In futuro, dopo il rapimento dei “santi” (i veri credenti dell’Antico e del Nuovo Testamento) e alla fine della grande tribolazione, le nazioni assedieranno Gerusalemme e combatteranno contro il residuo fedele di Giuda. Allora il Signore apparirà in gloria con le Sue armate per distruggere quelle nazioni e liberare i Suoi fedeli e gli abitanti di Gerusalemme. Cristo sarà visto da tutti come giudice (Apocalisse 1:13-16). Tuttavia, ciò che attirerà l’attenzione di quelli che l’hanno ucciso (Apocalisse 1:7; Zaccaria 12:10) saranno proprio le ferite alle mani che gli sono state fatte nella casa dei Suoi amici (Zaccaria 13:6).

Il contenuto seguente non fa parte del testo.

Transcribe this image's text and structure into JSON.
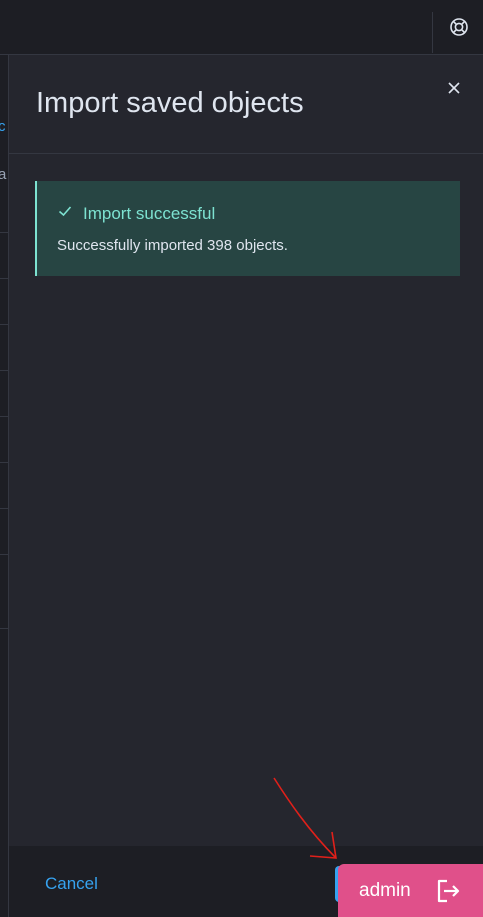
{
  "header": {
    "help_icon": "help-lifebuoy-icon"
  },
  "background_page": {
    "fragment_1": "c",
    "fragment_2": "a"
  },
  "flyout": {
    "title": "Import saved objects",
    "close_icon": "close-icon",
    "callout": {
      "title": "Import successful",
      "body": "Successfully imported 398 objects.",
      "icon": "check-icon",
      "color": "#7de2d1",
      "background": "#274543"
    },
    "footer": {
      "cancel_label": "Cancel",
      "primary_button_color": "#36a2ef"
    }
  },
  "user_badge": {
    "label": "admin",
    "icon": "logout-icon",
    "color": "#e0508a"
  },
  "annotation": {
    "arrow_color": "#e0201a"
  }
}
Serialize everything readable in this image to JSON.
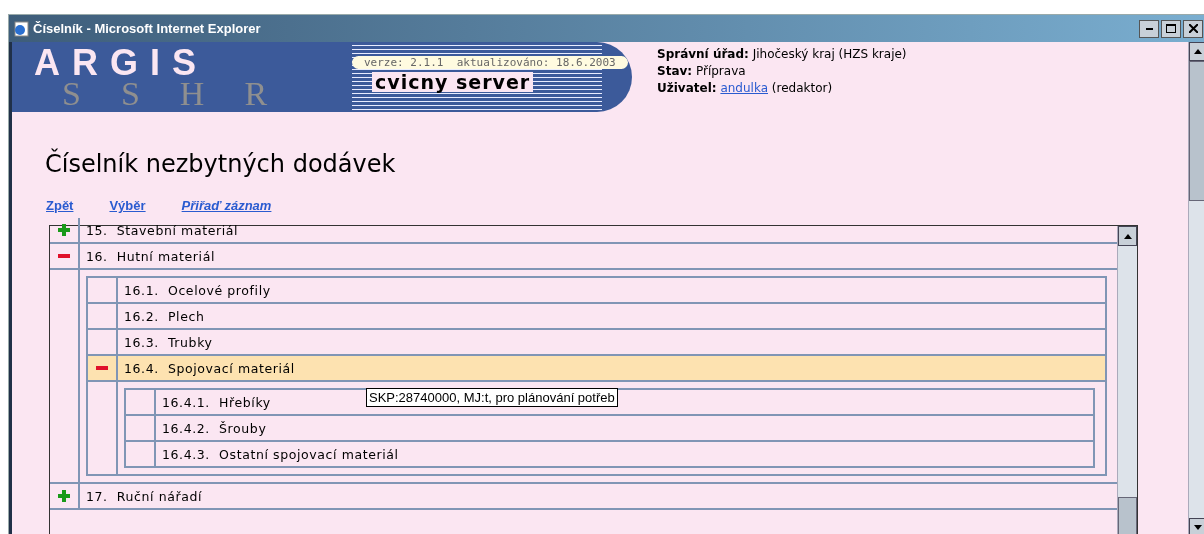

La vista delle mani ferite del Signore farà capire ai credenti di allora il delitto terribile commesso dalla nazione giudea, che ha crocifisso e ucciso il suo Messia. Questo produrrà in ciascuno di loro un vero pentimento e una confessione sincera. Ne faranno cordoglio come per la morte di un figlio unico (o di un primogenito, Zaccaria 12:10) perché riconosceranno che Colui che hanno crocifisso è il diletto Figlio del Padre, il Primogenito di ogni creatura. Infine, lo riconosceranno come l’erede del trono di Davide, secondo la scritta che avevano messo sulla croce: “Gesù Nazareno Re dei Giudei” (Giovanni 19:19).

Nel cielo avremo un corpo glorificato, simile al corpo della gloria del nostro Signore (Filippesi 3:21); saremo simili a Lui e lo vedremo come Egli è (1 Giovanni 3:2). Forse vedremo le Sue mani e i Suoi piedi forati, testimonianza eterna e permanente delle sofferenze che ha sopportato per amore noi, per darci la vita eterna.